(written while waiting to go home in med hold - will be slightly edited to include present and past tense, written also in letter format)
I've done quite a bit of thinking during my time in med hold. That's all we really have to do here. It is immensely damaging to your psyche to think so much. I've been slowly tearing at the seams here - much like a person at a psych ward.
The hearing of your passing about a month after coming to basic training broke me.

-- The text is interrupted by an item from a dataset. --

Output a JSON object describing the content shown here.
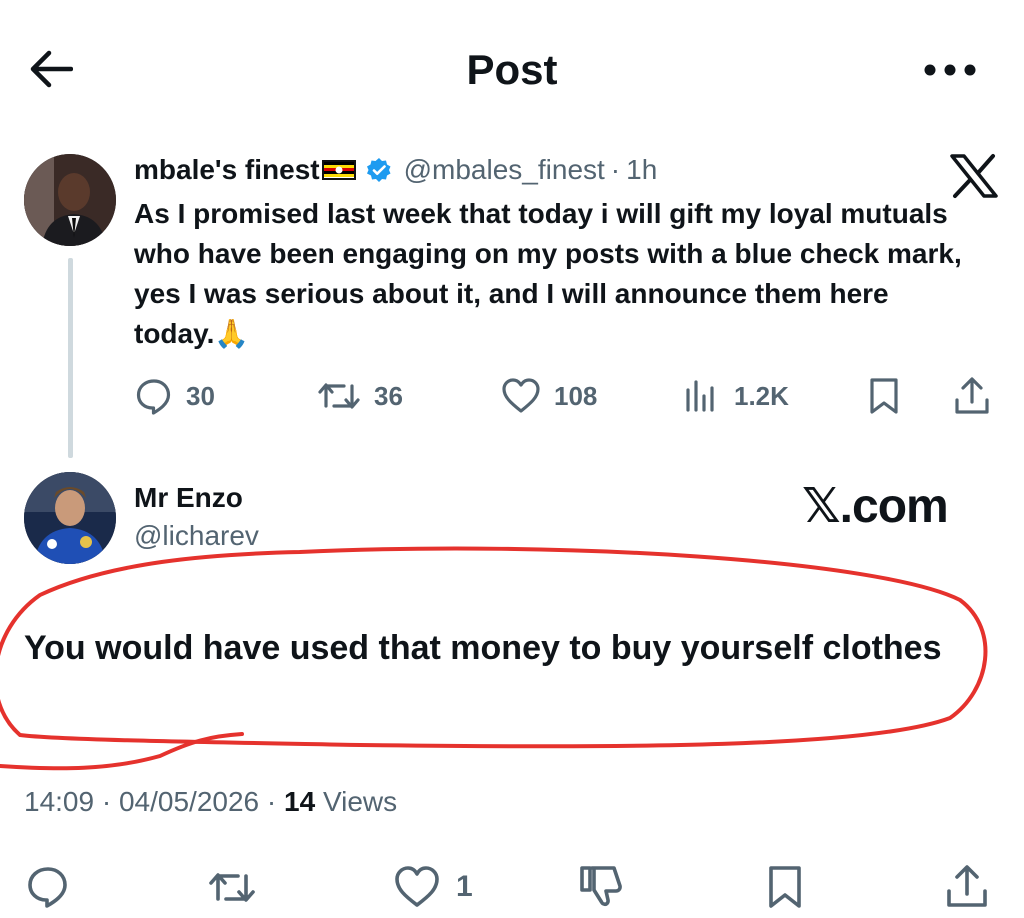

I believed I could hold myself together because of my initial reaction; which was well, no reaction. I didn't believe it, it's impossible that something like this could happen. That a friend so near and dear to me could pass away. I didn't want to believe it was true. Even now it's hard to come to terms with the fact that you're gone. Shortly after my phone time was over and I was back up in the dormitory I broke down. All of my experiences with you came rushing back, along with the crushing reminder that new memories won't be made. The fact that I will never hear that goofy French Canadian accent anymore. The fact that I won't be able to do corporeal beast with you, raid with you, or just shoot the shit about Runescape with you. It's heartbreaking. I'll miss our late night conversations where we talk about nothing. I'll miss how caring you were of others when they were going through tough times. Hell, I'll even miss your political opinions and hot takes, even if they busted my balls.
I will miss you.
Of all of the people I've met here at Steam-Gamers, you're definitely one of the most memorable. You're also one of my greatest friends to have come out of this community. This may sound corny, but you never really know the importance of a person until they're gone. I know understand that you were extremely important to me, even if it didn't seem like it before I joined the military. I love you man. I always will.
I'll never forget you.
I know this was already posted but I will post it again because it's taken on a whole new meaning to myself and already many others.